For three decades, from 1927-59, Harley Earl was the most powerful voice in world of car design, shaping and influencing tens of millions of cars. He was a clever man and a consummate politician, and he had strong backing from Chairman Alfred Sloan. He retained absolute control of General Motors styling but sought input from every possible source.
An example: At 18, I wanted to be a car designer, so I sent Earl 118 drawings and asked for a job. Astonishing friends, family (and me), he hired me — at a handsome salary. He was always open to ideas from raw beginners, but to assure continuity he retained a cadre of experienced people who had been with him since the 1920s.
Many of the world's finest designers worked for Earl. The great Gordon Buehrig actually created the basic forms of the classic Cord 810-12 while working at GM. Earl didn't like it; he thought it was too advanced. Earl's genius lay in proposing designs that, while new, were essentially conservative.

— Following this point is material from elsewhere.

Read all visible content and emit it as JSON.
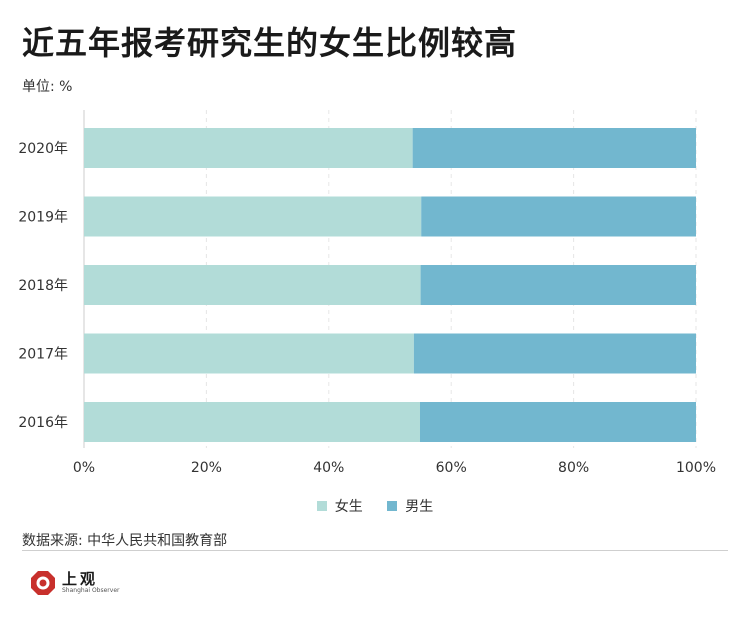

Earl was often cruel and cutting, and he ruled his domain by fear. One memorable day in 1956, he called all his stylists to the viewing yard of the Styling dome. He said, "Now, I want all you fellas who've been here for three years to go over there by that wall." Movement.
"Now I want all you young fellas to come over here by me." Move movement.
"All you over there are all burned out," he said. "These boys with me are the future of this place, don't you agree with me?"
Only one answer was tolerated: "Yes, Mr. Earl."